Please note that the comment area below has been archived.

December 13, 2013

Permalink

Not a good idea to depreciate the older TOR Bundle versions. Numerous of us NEED Vidalia and it's functionalities to ban various nodes that run 'filtering' software and therefore keep us from getting to perfectly legal content in our country of origin.

You don't need Vidalia for excluding relays. That's done with Tor. You can edit the torrc in tbb3 as easily as you can edit it in tbb2. (I'll grant you that Vidalia has a somewhat graphical way to edit the torrc file, but it's mostly broken and has been no end of headache for us.)

As for whether it's a good idea to deprecate the older bundles, we're working hard to keep up with Firefox versions as they change, and we don't have the cycles to keep that many different bundles going. Perhaps somebody else wants to maintain them?

Seems like the better answer is for somebody to write up some instructions on how to attach your Vidalia binary to your TBB3.5 Tor.

December 13, 2013

Permalink

Hello.
I have been having a problem with running the new 3.5 browser bundle. First time I used it, it connected to the network, but I noticed that I couldn't access some websites (getting a 403 error) and one example was www.trisquel.info
No matter how many times I would use torbutton's new identity option, it would always give me the same results. Using the 3.0 browser all worked ok. I decided to delete the folder of 3.5 and use a new extract. Now I can't get the broswer to load anymore. It always get's stuck in the "loading relays" part.
So... any chance you guys know what is going on??
I know this sounds weird, but it's the truth =/

December 13, 2013

Permalink

TBB 2.x - features of 2nd generation of Tor application environment, TBB 3.0 - features of 3rd generation based on Firefox 17esr, 3.5 - features of 3rd gen based on Firefox 24esr and (maybe) Firefox 31esr. Hope I understand the version naming logic right.

What do you mean by repositories?

It's on archive.torproject.org right now because it's so big (with all the translated versions) and we haven't set up our main website to be able to handle so many big files. Eventually (when it replaces TBB 2.x), I hope it'll be in a more traditional place.

If you mean "debian repositories", see the various trac tickets on the topic, e.g.
https://trac.torproject.org/projects/tor/ticket/3994

December 15, 2013

In reply to arma

Permalink

In the documentation you provide instuctions how to install Tor on Debian/Ubuntu:
https://www.torproject.org/docs/debian.html.en#ubuntu

The repo is:
deb http://deb.torproject.org/torproject.org (DISTRIBUTION) main

It would be a nice way to distribute and update TBB via your own repositories - easy and fast updates, and packages signature is checked automatically. I asked about Debian repos under your last blog post and concluded that only Debian Stable has up-to-date security updates. They only recently (2-3 days ago) updated Iceweasel from 17.0.9 to 17.0.10 in Testing branch. Firefox is today the main vector of attack for most exploits and keeping it updated is crucial. Unfortunatelly this is not possible in Debian Testing, so your own repository would help (of course if you have resources).

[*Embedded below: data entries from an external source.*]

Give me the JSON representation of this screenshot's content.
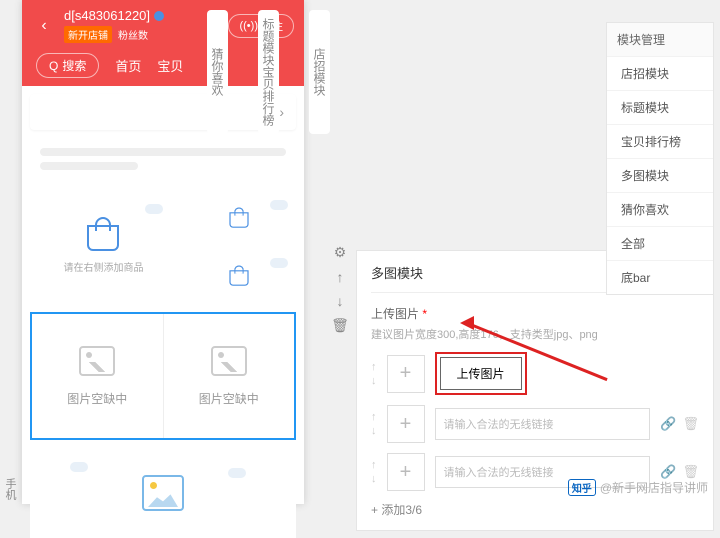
{
  "phone": {
    "title": "d[s483061220]",
    "badge": "新开店铺",
    "fans_label": "粉丝数",
    "follow": "关注",
    "search": "搜索",
    "nav1": "首页",
    "nav2": "宝贝",
    "add_hint": "请在右侧添加商品",
    "placeholder": "图片空缺中"
  },
  "side": {
    "s1": "店招模块",
    "s2": "标题模块宝贝排行榜",
    "s3": "猜你喜欢"
  },
  "panel": {
    "title": "多图模块",
    "upload_label": "上传图片",
    "hint": "建议图片宽度300,高度176，支持类型jpg、png",
    "upload_btn": "上传图片",
    "link_placeholder": "请输入合法的无线链接",
    "add_more": "添加3/6"
  },
  "modmgr": {
    "head": "模块管理",
    "items": [
      "店招模块",
      "标题模块",
      "宝贝排行榜",
      "多图模块",
      "猜你喜欢",
      "全部",
      "底bar"
    ]
  },
  "watermark": {
    "logo": "知乎",
    "text": "@新手网店指导讲师"
  },
  "leftlabel": "手机"
}
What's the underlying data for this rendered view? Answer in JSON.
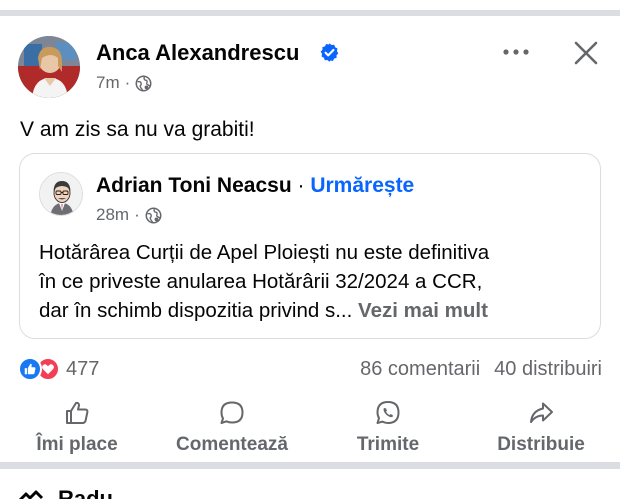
{
  "post": {
    "author": "Anca Alexandrescu",
    "time": "7m",
    "separator": "·",
    "text": "V am zis sa nu va grabiti!"
  },
  "shared": {
    "author": "Adrian Toni Neacsu",
    "separator": "·",
    "follow_label": "Urmărește",
    "time": "28m",
    "body_line1": "Hotărârea Curții de Apel Ploiești nu este definitiva",
    "body_line2": "în ce priveste anularea Hotărârii 32/2024 a CCR,",
    "body_line3": "dar în schimb dispozitia privind s...",
    "see_more": "Vezi mai mult"
  },
  "stats": {
    "reaction_count": "477",
    "comments": "86 comentarii",
    "shares": "40 distribuiri"
  },
  "actions": {
    "like": "Îmi place",
    "comment": "Comentează",
    "send": "Trimite",
    "share": "Distribuie"
  },
  "next_post": {
    "title": "Radu"
  },
  "colors": {
    "accent": "#0866ff",
    "secondary_text": "#65676b",
    "divider": "#dadde1",
    "like": "#1877f2",
    "love": "#f33e58"
  },
  "icons": {
    "verified": "verified-badge-icon",
    "privacy": "globe-icon",
    "more": "more-horizontal-icon",
    "close": "close-icon",
    "like": "thumbs-up-icon",
    "comment": "comment-bubble-icon",
    "send": "whatsapp-icon",
    "share": "share-arrow-icon"
  }
}
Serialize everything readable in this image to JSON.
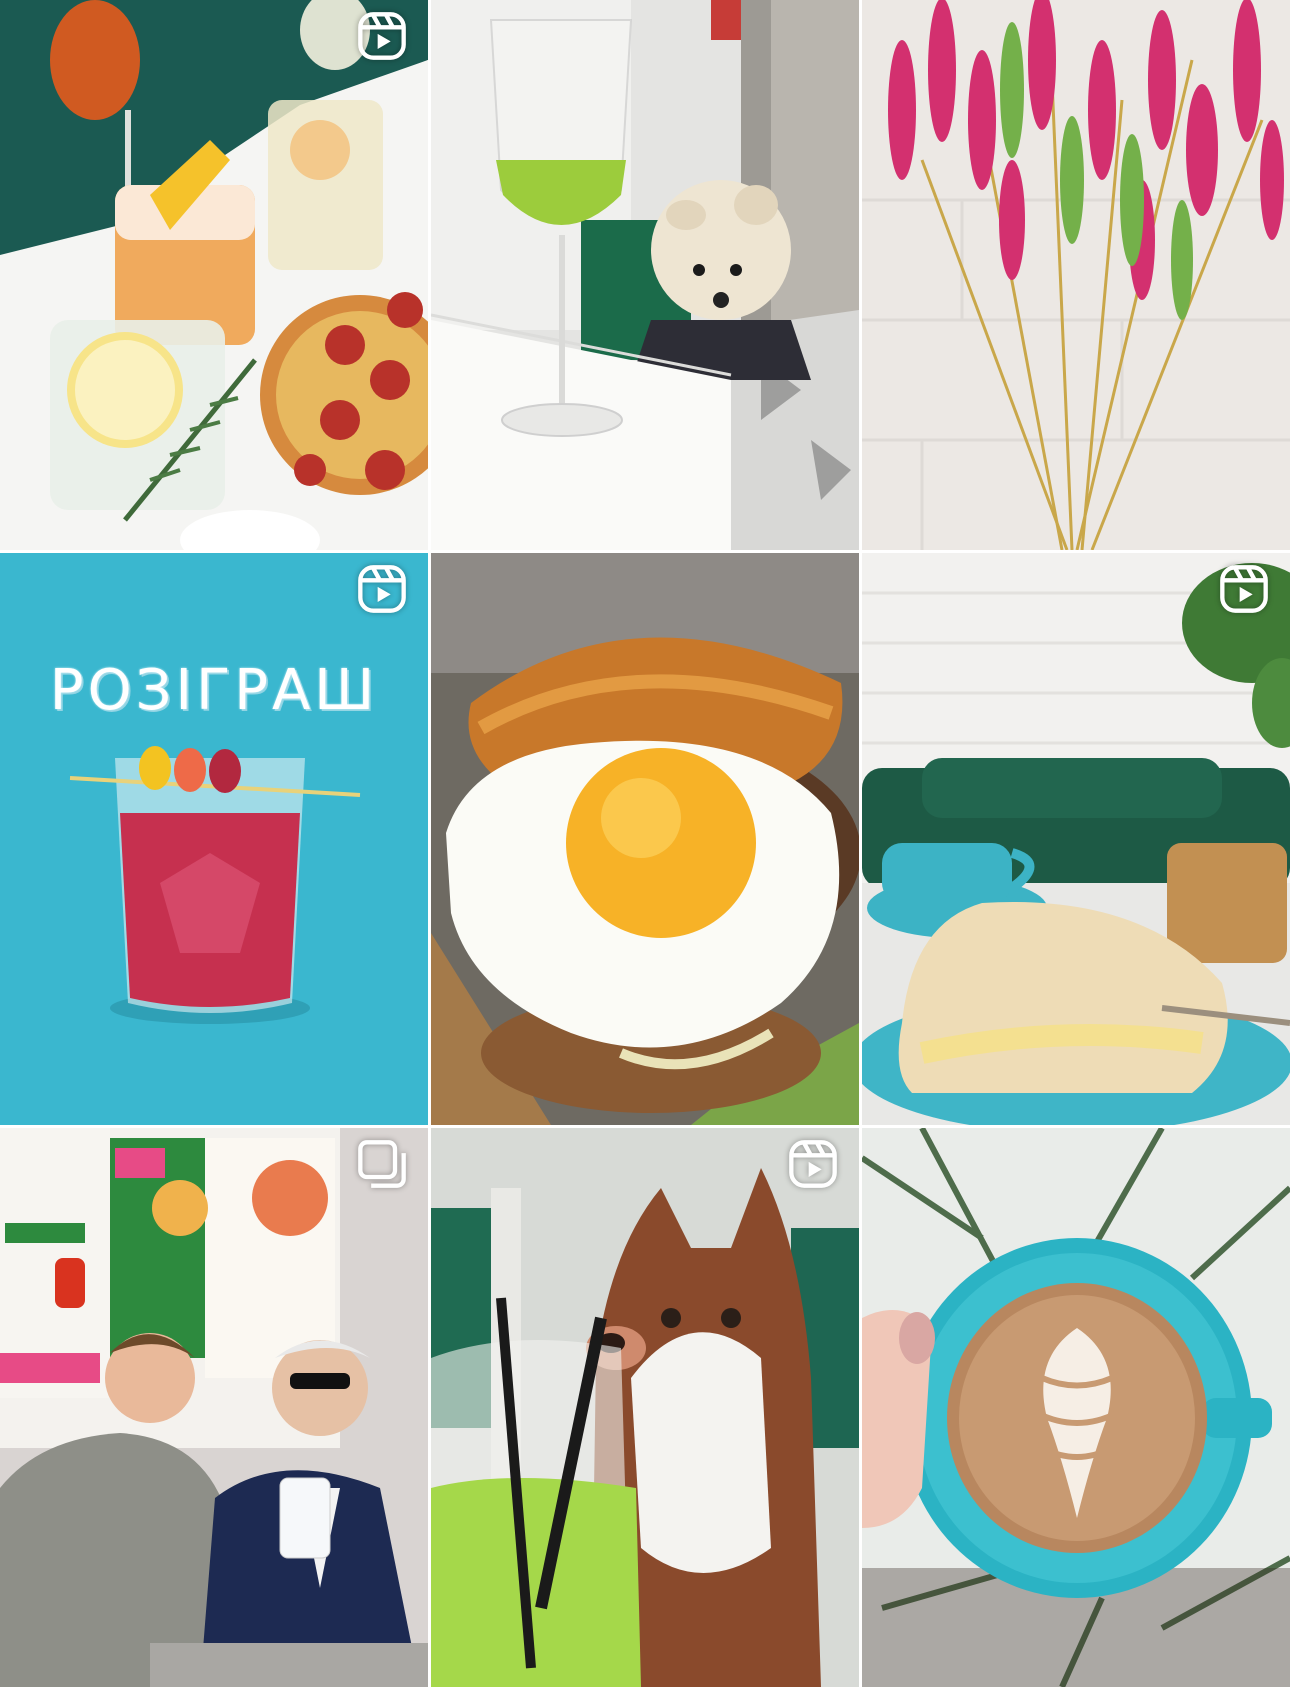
{
  "grid": {
    "posts": [
      {
        "name": "post-cocktails-pizza",
        "type": "reel",
        "badge_icon": "reel-icon"
      },
      {
        "name": "post-green-wine-dog",
        "type": "photo",
        "badge_icon": ""
      },
      {
        "name": "post-pink-wheat",
        "type": "photo",
        "badge_icon": ""
      },
      {
        "name": "post-giveaway-drink",
        "type": "reel",
        "badge_icon": "reel-icon",
        "text": "РОЗІГРАШ"
      },
      {
        "name": "post-egg-burger",
        "type": "photo",
        "badge_icon": ""
      },
      {
        "name": "post-napoleon-cake-coffee",
        "type": "reel",
        "badge_icon": "reel-icon"
      },
      {
        "name": "post-menu-board-people",
        "type": "carousel",
        "badge_icon": "carousel-icon"
      },
      {
        "name": "post-husky-green-drink",
        "type": "reel",
        "badge_icon": "reel-icon"
      },
      {
        "name": "post-latte-art-cup",
        "type": "photo",
        "badge_icon": ""
      }
    ]
  },
  "colors": {
    "giveaway_bg": "#3ab7cf",
    "cup_blue": "#2bb3c4",
    "green_drink": "#a9d84a",
    "pink_wheat": "#d3306f"
  }
}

Is it just me, that isn't able to verify 'sha256sums.txt',....

Follow these steps:

1. Import Mike Perry's keyfile whose fingerprint is C963 C21D 6356 4E2B 10BB 335B 2984 6B3C 6836 86CC

(In one of Tor's web pages, it is stated that Mike Perry is responsible for signing TBB 3.x series)

2. Surf to https://archive.torproject.org/tor-package-archive/torbrowser/3.5rc1/ and download the following files: sha256sums.txt, sha256sums.txt.asc and sha256sums.txt.mp-asc

Do not forget to download the TBB corresponding to your OS.

3. Verify sha256sums.txt.mp-asc against sha256sums.txt

December 14, 2013

Permalink

Downloading TBB 3.5 rc1, I have to notice that the PDF.JS addon is still missing. What a pity! Will it come back one day?

https://blog.torproject.org/blog/tor-browser-bundle-30rc1-released says
"Unfortunately, we have decided to remove the PDF.JS addon from this bundle, as the version available for Firefox 17 has stopped receiving updates. Built-in PDF support should return when we transition to Firefox 24 in the coming weeks."

See also https://trac.torproject.org/projects/tor/ticket/7501

December 15, 2013

In reply to arma

Permalink

TBB 3.5 rc1 already uses Firefox ESR 24.2.0. Does this mean, that the installation of PDF.JS addon has failed?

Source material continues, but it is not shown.